I was raised in the Protestant tradition and had never given much thought to saints until the Lord called me to the Catholic Church nearly 8 years ago.  In the 9 months of preparation and discernment required, I had a lot of questions, all of which the clergy and lay people who helped with my classes answered fully and unflinchingly.  So, saints?  Once I understood that Catholics are not to pray to saints, but to ask for their prayers just as I would ask a friend here in the flesh, I gained a whole new appreciation for these amazing people.  And a whole new appreciation for what I could learn by hearing their stories.

What occurred to me most as I considered the saints is that they themselves have no special power.  They are no different from me except that we believe they led exceptional lives – staying very, very close to God.  And how did they do it?  Not by force of will; in fact, it’s just the opposite. They did it by humbling themselves to God and His will in every way possible, in every single aspect of this earthly life. In everything they did, these people pointed others toward Christ and kept their gaze on Him. What examples to follow! These are the kinds of superheroes I’m thrilled my kids are thinking about, especially as we approach Halloween.

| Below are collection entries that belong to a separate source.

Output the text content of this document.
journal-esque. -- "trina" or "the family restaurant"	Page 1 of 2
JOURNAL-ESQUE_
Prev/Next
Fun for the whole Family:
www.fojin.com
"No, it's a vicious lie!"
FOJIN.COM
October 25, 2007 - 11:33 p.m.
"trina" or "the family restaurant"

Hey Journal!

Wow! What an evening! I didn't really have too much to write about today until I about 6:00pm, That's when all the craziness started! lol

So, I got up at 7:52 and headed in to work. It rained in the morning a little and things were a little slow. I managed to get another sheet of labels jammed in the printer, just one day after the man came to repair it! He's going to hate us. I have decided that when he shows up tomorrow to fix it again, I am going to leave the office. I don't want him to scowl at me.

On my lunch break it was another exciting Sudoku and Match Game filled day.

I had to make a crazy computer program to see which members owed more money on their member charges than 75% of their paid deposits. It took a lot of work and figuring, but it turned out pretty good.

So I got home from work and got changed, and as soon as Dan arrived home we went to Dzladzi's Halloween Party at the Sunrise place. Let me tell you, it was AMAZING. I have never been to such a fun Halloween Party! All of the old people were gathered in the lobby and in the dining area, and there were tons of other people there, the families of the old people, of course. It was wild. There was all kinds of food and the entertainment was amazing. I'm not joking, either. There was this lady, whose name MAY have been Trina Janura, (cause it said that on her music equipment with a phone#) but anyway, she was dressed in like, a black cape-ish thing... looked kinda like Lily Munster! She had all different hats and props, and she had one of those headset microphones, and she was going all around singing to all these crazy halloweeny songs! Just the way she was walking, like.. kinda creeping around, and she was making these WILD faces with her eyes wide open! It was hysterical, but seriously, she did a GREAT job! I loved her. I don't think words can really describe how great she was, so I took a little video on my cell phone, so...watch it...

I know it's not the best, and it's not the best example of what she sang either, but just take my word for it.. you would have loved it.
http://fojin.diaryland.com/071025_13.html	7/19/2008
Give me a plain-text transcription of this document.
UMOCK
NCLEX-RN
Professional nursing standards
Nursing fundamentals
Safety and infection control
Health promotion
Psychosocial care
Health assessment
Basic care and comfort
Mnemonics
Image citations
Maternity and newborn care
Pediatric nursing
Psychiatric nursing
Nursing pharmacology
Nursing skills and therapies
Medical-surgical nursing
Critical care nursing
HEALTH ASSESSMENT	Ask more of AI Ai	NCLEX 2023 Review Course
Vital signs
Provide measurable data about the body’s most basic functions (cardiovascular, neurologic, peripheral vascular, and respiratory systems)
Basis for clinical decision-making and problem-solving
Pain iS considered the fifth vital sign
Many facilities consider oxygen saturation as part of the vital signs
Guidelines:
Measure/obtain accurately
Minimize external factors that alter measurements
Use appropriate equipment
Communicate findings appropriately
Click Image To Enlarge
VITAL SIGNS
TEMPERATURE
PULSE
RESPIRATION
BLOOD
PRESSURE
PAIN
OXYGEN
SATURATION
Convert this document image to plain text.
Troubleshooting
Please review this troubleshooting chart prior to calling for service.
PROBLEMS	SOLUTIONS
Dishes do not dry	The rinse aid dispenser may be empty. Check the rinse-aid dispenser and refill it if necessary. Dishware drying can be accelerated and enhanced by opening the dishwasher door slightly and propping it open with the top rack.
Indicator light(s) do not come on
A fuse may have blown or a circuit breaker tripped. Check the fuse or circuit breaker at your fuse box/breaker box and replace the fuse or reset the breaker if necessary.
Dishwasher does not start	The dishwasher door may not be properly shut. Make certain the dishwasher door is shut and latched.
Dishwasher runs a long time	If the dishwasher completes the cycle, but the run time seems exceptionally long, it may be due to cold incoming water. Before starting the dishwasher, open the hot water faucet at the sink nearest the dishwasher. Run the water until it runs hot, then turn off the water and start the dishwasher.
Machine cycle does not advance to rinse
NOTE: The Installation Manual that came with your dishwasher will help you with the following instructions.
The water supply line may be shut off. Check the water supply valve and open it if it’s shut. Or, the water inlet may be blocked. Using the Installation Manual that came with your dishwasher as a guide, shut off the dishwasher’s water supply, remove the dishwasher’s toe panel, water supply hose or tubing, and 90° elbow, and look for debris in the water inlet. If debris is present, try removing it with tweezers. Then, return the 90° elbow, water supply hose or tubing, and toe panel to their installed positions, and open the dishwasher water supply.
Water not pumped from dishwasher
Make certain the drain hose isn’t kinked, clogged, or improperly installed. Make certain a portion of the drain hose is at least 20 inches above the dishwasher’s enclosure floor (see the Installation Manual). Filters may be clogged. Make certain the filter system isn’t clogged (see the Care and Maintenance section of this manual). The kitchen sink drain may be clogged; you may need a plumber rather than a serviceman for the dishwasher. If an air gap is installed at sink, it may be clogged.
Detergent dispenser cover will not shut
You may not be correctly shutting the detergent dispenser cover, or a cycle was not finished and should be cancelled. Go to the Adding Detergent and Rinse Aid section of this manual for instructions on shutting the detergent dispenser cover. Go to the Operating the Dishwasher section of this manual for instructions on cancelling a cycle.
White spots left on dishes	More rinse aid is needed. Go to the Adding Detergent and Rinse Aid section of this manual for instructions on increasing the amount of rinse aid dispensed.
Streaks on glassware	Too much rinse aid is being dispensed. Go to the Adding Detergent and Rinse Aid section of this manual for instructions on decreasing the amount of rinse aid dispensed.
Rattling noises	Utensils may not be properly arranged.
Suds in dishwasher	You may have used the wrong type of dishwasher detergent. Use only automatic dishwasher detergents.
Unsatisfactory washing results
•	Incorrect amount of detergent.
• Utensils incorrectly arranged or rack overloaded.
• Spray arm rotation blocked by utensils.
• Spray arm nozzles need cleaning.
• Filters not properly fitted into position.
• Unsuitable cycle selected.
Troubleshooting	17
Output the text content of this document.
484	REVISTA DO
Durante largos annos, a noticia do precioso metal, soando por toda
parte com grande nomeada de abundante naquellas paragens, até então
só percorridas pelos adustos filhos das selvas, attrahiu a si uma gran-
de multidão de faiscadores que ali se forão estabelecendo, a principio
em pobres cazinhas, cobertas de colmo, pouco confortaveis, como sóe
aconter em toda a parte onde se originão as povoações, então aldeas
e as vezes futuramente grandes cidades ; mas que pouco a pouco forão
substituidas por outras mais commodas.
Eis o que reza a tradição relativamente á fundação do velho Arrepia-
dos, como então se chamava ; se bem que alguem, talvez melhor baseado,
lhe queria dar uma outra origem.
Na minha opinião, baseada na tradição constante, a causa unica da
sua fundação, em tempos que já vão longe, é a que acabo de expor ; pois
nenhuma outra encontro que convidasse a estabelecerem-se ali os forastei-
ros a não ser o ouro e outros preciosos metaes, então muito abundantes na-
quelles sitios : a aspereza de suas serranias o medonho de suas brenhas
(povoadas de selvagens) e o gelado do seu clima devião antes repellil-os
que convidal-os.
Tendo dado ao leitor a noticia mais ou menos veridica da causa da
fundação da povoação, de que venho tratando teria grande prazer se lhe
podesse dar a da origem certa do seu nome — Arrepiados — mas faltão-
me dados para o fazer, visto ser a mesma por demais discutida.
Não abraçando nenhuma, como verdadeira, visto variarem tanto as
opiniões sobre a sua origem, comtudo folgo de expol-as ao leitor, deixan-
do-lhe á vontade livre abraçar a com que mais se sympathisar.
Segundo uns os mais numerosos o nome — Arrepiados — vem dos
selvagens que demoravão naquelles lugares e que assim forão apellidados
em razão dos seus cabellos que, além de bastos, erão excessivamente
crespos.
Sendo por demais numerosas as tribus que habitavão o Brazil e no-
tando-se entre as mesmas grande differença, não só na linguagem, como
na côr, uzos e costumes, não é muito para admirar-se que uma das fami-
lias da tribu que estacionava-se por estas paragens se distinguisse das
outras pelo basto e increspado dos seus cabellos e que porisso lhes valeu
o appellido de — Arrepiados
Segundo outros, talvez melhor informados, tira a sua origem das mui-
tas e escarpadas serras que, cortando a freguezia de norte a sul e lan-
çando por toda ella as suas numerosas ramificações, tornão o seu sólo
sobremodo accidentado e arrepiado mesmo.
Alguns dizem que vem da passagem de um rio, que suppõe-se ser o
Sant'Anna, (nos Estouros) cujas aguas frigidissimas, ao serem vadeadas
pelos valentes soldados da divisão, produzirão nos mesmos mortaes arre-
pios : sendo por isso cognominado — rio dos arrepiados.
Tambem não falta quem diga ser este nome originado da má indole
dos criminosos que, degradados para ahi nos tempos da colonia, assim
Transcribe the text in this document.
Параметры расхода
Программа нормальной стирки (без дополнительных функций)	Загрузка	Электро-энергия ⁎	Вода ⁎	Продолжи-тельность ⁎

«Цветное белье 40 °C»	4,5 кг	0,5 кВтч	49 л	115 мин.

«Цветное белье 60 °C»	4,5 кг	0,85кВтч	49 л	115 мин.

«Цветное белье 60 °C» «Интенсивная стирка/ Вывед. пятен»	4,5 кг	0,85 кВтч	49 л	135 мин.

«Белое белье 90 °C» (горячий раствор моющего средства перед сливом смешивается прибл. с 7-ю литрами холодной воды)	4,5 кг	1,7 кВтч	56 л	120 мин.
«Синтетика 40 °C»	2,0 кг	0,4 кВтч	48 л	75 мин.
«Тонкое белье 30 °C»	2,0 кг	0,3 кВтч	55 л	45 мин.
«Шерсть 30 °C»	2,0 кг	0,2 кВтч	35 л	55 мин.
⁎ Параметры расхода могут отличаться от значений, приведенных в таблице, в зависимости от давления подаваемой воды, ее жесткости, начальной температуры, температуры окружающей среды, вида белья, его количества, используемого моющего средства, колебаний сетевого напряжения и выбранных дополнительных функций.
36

The class presentations end and later she asks me, “How many saints are there?” The answer – only God knows. We are all called to be saints.  God has left a hole in each of our hearts that only He can fill and we aren’t at peace until we figure that out.  “Is there a Saint with my name?” “You mean that people have heard of? I don’t think so. I haven’t found one recorded, but most saints aren’t recorded anyway.” “Maybe I’ll be the first one.”  That’s my girl.